It is surprising to realize I have written 77 Monthly Memos and am just now getting around to writing about what to do when you are nervous. (I’ve touched on it before, but this is the first straight take on the topic!) I was prompted by reading “Jacked Up” — a book by former Jack Welch speech writer Bill Lane. In it, Lane makes the point simply in a sentence which ends one of the book’s chapters; “Appearing nervous is fine. It conveys to the audience that you care about how well you perform in front of them; that they matter.” Well put.
Too often we give ourselves or others a bad mark for being nervous in front of an audience, but I have a very different reaction. When working with a team, for example, and one of the speakers is nervous, that person is often far from my biggest worry. Instead, I am much more concerned about someone who seems to be “mailing it in” or has trouble communicating any passion for the project. The audience doesn’t know what to make of the bored or disconnected person. They question the message the person is delivering, or, more likely, forget it altogether!
The nervous speaker, as Lane suggests, is at the very least engaged in the process. They care. What’s more, the audience readily identifies with the nervousness because they’ve been there! Here are a few suggestions on dealing with nervousness and making it an advantage.
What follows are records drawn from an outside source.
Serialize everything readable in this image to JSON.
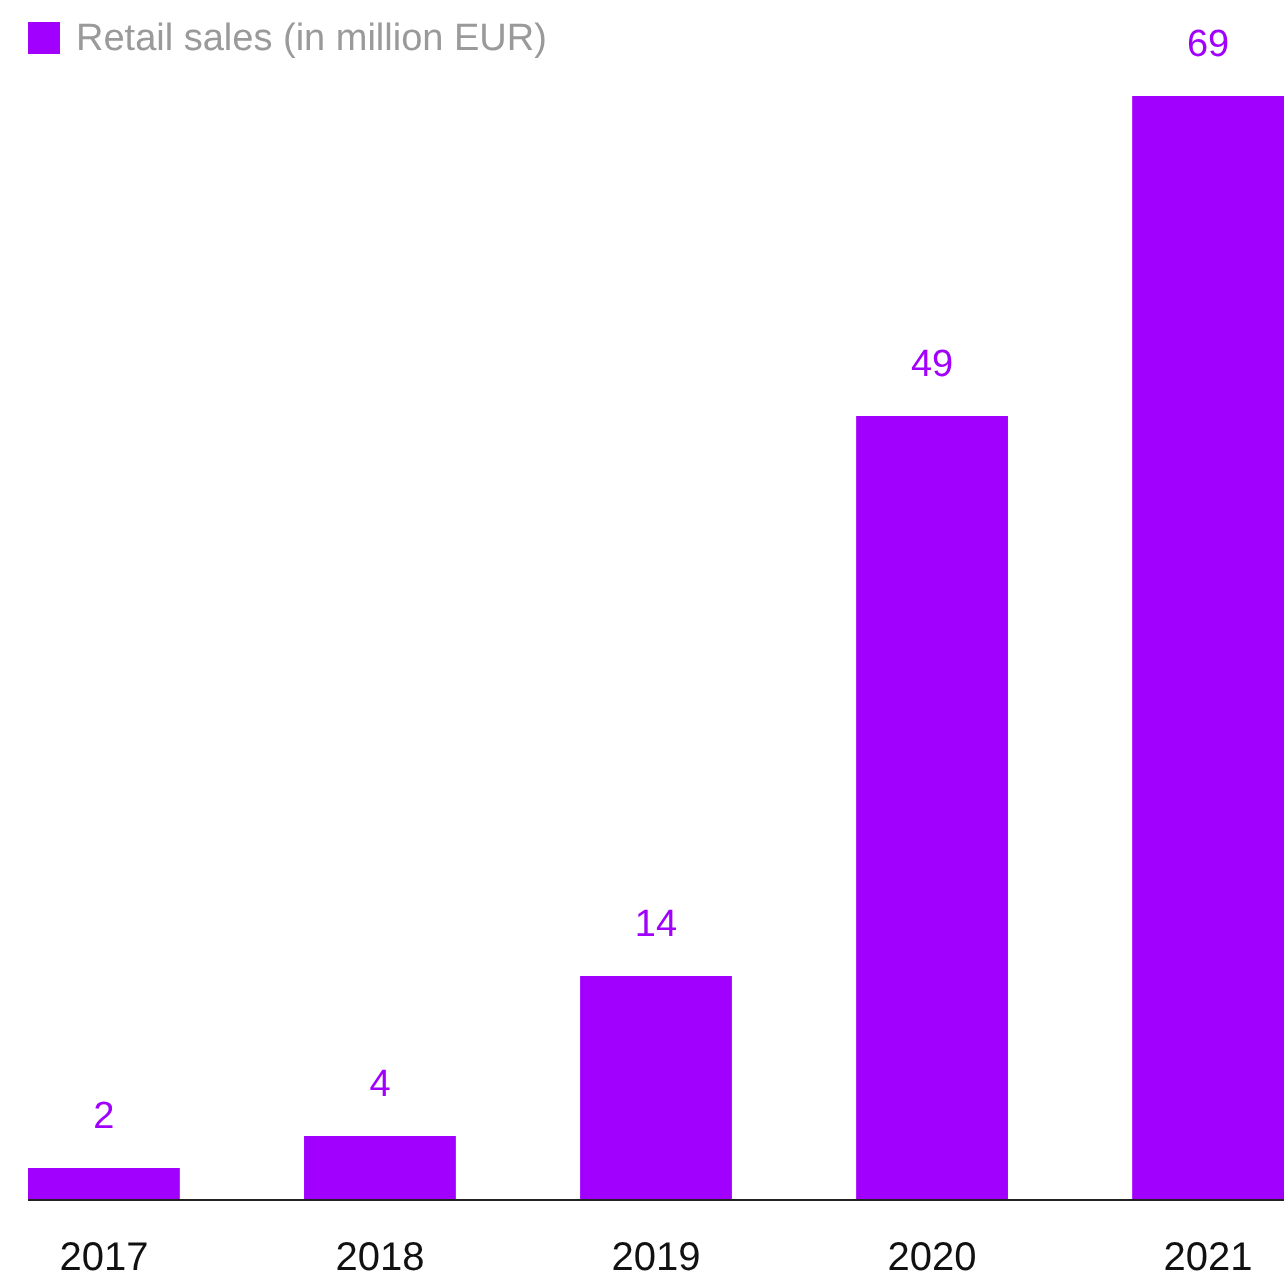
{
  "chart_data": {
    "type": "bar",
    "categories": [
      "2017",
      "2018",
      "2019",
      "2020",
      "2021"
    ],
    "series": [
      {
        "name": "Retail sales (in million EUR)",
        "color": "#a100ff",
        "values": [
          2,
          4,
          14,
          49,
          69
        ]
      }
    ],
    "data_labels": true,
    "legend": "top left",
    "grid": false
  }
}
Preparation: First, if you are nervous because you didn’t prepare you’ll not get much sympathy from me. Referring back to Lane’s book, he recounts many occasions when Jack Welch would rip apart presenters within GE who would dare come before him unprepared. (If you don’t have much time to prepare, see the Monthly Memo from last month!) For those of us who are naturally nervous speakers, prep time is often your best friend. As you practice you will start to feel more at ease and when you’re finally up there delivering the thing you’ll at least be able to remember where you are — a big key to staying calm.
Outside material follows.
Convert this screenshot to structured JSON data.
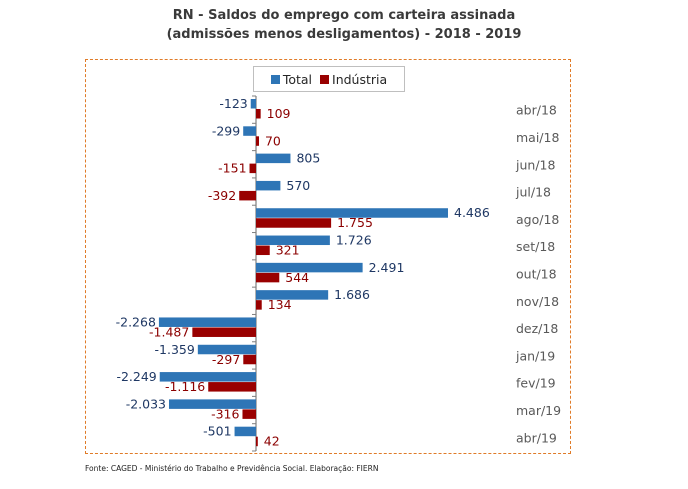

Follow a roadmap: As part of your preparation process come up with a way to create notes that will provide a roadmap to your speech. Outlines with the major points are usually best, but work up your own system. Create the document in a way you can quickly look down and find your place and have several copies for the big day. Also, after a speech, figure out what worked and what tripped you up and then slowly perfect the process as you prep for the next one.
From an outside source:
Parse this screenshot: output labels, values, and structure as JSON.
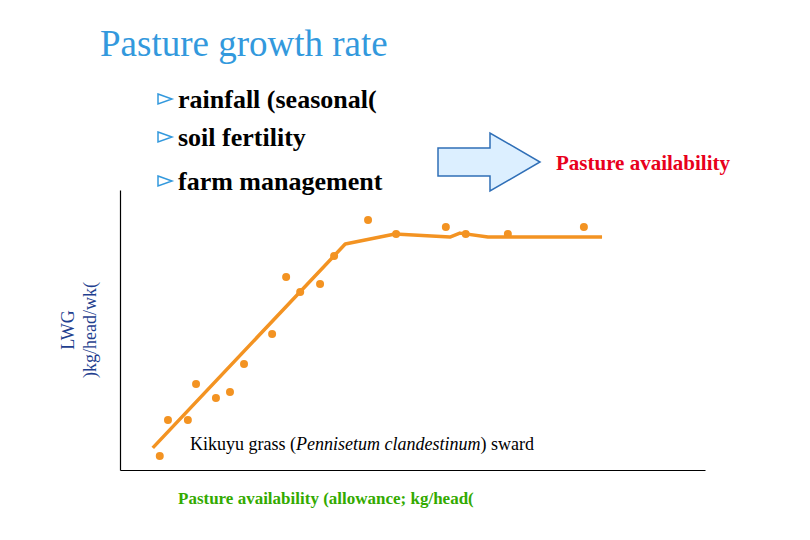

Admit it: Nearly every person in your audience has nervously delivered a speech or presentation — they get it — so often there is no harm in saying, “You know, I’m pretty nervous up here, but I really believe in this project/idea/product/whatever and I hope you’ll bear with me.” Most every time you’ll score points for being straight with them, and it will calm you down as well! You’ve addressed the elephant in the room and can therefore move on to make your point — which is why we’re all there in the first place!